An optimal control problem for single-spot pulsed laser welding

• Published in: Journal of mathematics in industry Vol. 13; no. 1; pp. 4 - 18
• Main Authors: Herzog, Roland, Strelnikov, Dmytro
• Format: Journal Article
• Language: English
• Published: Berlin/Heidelberg Springer Berlin Heidelberg 01.12.2023; Springer Nature B.V; SpringerOpen
• Subjects: Alloys; Aluminum alloys; Aluminum base alloys; Applications of Mathematics; Boundary value problems; Energy distribution; Heat; Hot cracks; Laser beam welding; Lasers; Math. Appl. in Environmental Science; Mathematical and Computational Biology; Mathematical and Computational Engineering; Mathematical Methods in Physics; Mathematical Modeling and Industrial Mathematics; Mathematics; Mathematics and Statistics; Optimal control; Phase transition; Phase transitions; Pulsed laser welding; Pulsed lasers; Quasilinear heat equation; Solidification; Solidification velocity; Solids; Thermal energy; Thermodynamics; Upper bounds; Pulsed laser welding; Solidification velocity; 49K20; Quasilinear heat equation; Optimal control; 35K59; 49M05; Phase transition
• ISSN: 2190-5983; 2190-5983
• DOI: 10.1186/s13362-023-00132-7

We consider an optimal control problem for a single-spot pulsed laser welding problem. The distribution of thermal energy is described by a quasilinear heat equation. Our emphasis is on materials which tend to suffer from hot cracking when welded, such as aluminum alloys.

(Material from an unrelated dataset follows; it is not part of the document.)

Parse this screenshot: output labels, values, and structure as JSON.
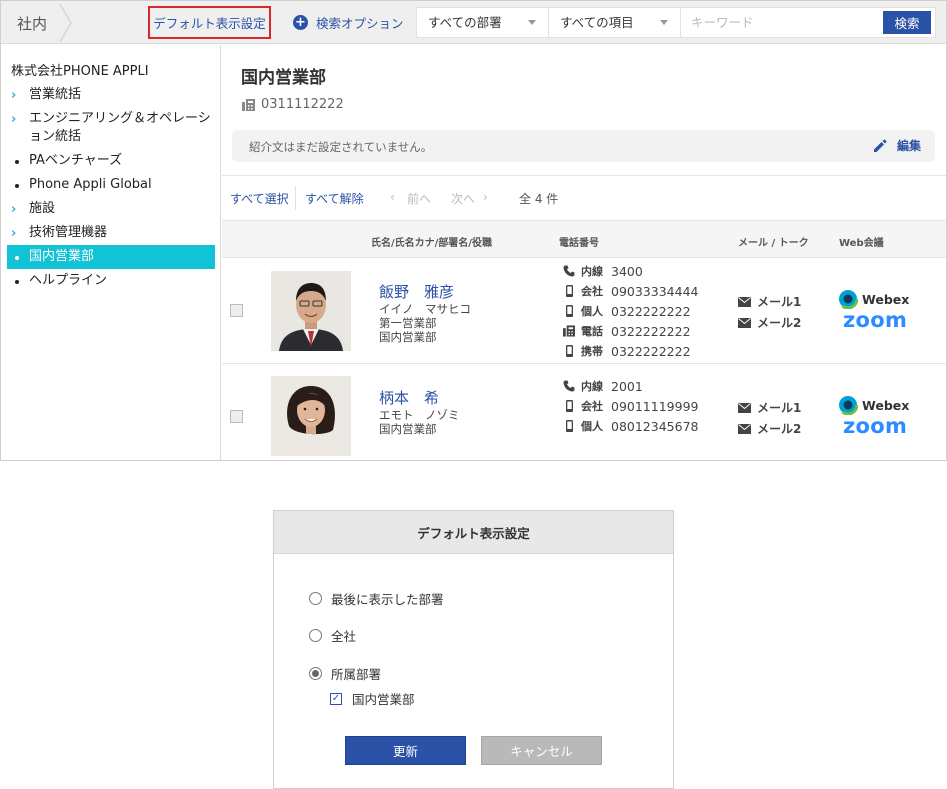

A simple precursor for the occurrence of hot cracks is the velocity of the solidification front. We therefore formulate an optimal control problem whose objective contains a term which penalizes excessive solidification velocities. The control function to be optimized is the laser power over time, subject to pointwise lower and upper bounds. We describe the finite element discretization of the problem and a projected gradient scheme for its solution. Numerical experiments for material data representing the EN AW 6082-T6 aluminum alloy exhibit interesting laser pulse patterns which perform significantly better than standard ramp-down patterns.